A party may not appeal an order to which it consented. Christian Science Reading Room Jointly Maintained v. City & County of San Francisco, 784 F.2d 1010, 1017, amended on other grounds, 792 F.2d 124 (9th Cir.1986), cert. denied, 479 U.S. 1066, 107 S.Ct. 953, 93 L.Ed.2d 1002 (1987). Likewise, a party may not appeal a settlement. Hudson v. Chicago Teachers Union, Local No. 1, 922 F.2d 1306, 1312 (7th Cir.1991), cert. denied, 501 U.S. 1230, 111 S.Ct. 2852, 115 L.Ed.2d 1020 (1991); cf. Hawaiian Paradise Park Corp. v. Friendly Broadcasting Co., 414 F.2d 750, 752 (9th Cir.1969). A settlement, however, differs from a stipulation following an involuntary and adverse judgment. See Hudson, 922 F.2d at 1312.
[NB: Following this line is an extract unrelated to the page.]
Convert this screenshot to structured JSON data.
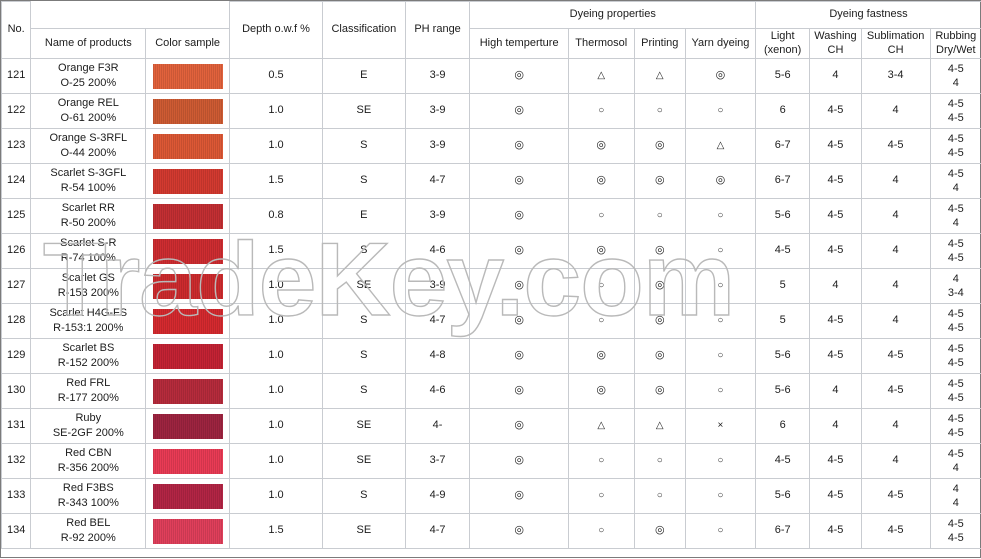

Here, the parties offer numerous arguments in support of and against considering the modification a settlement of the class proof of claim issue. The bottom line, however, is that the parties began negotiating modifications to the plan of reorganization after the Bankruptcy Court had issued an oral ruling on the class proof of claim issue. The Bankruptcy Court having ruled on the issue, the parties had nothing to settle. In addition, neither the modification nor the various letters exchanged by counsel expressly waive the right to appeal the Bankruptcy Court’s ruling, and Debtor’s attempt to expedite confirmation of the reorganization plan in light of the Bankruptcy Court’s oral ruling does not appear inconsistent with an intent to appeal. See Central Wash. Bank v. Mendelson-Zeller, Inc., 113 Wash.2d 346, 354, 779 P.2d 697 (1989) (“To constitute implied waiver, there must exist unequivocal acts or conduct evidencing an intent to waive; waiver will not be inferred from doubtful or ambiguous factors.”); compare Hawaiian Paradise Park Corp. v. Friendly Broadcasting Co., 414 F.2d 750 (9th Cir.1969) (in a breach of contract action, the defendant did not waive its right of appeal, despite performing the contract of sale pursuant to the trial court’s ruling, because it sufficiently indicated its intent to reserve the right to appeal). Therefore, the Court DENIES the motion to dismiss the appeal.

B. Class Proof of Claim

The Ninth Circuit has not yet ruled on the propriety of a class proof of claim in a bankruptcy case. The Sixth, Seventh, and Eleventh Circuits, however, have all held that the bankruptcy code and rules authorize the filing of a class proof of claim. Reid v. White Motor Corp., 886 F.2d 1462 (6th Cir.1989), cert. denied, 494 U.S. 1080, 110 S.Ct. 1809, 108 L.Ed.2d 939 (1990); In re Charter Co., 876 F.2d 866 (11th Cir.1989), cert. dismissed, 496 U.S. 944, 110 S.Ct. 3232, 110 L.Ed.2d 678 (1990); In re American Reserve Corp., 840 F.2d 487 (7th Cir.1988). In addition, one bankruptcy court in the Ninth Circuit has published an opinion adopting the reasoning of the Seventh Circuit and subsequent cases following it. In re Mortgage & Realty Trust, 125 B.R. 575 (Bankr.C.D.Cal.1991).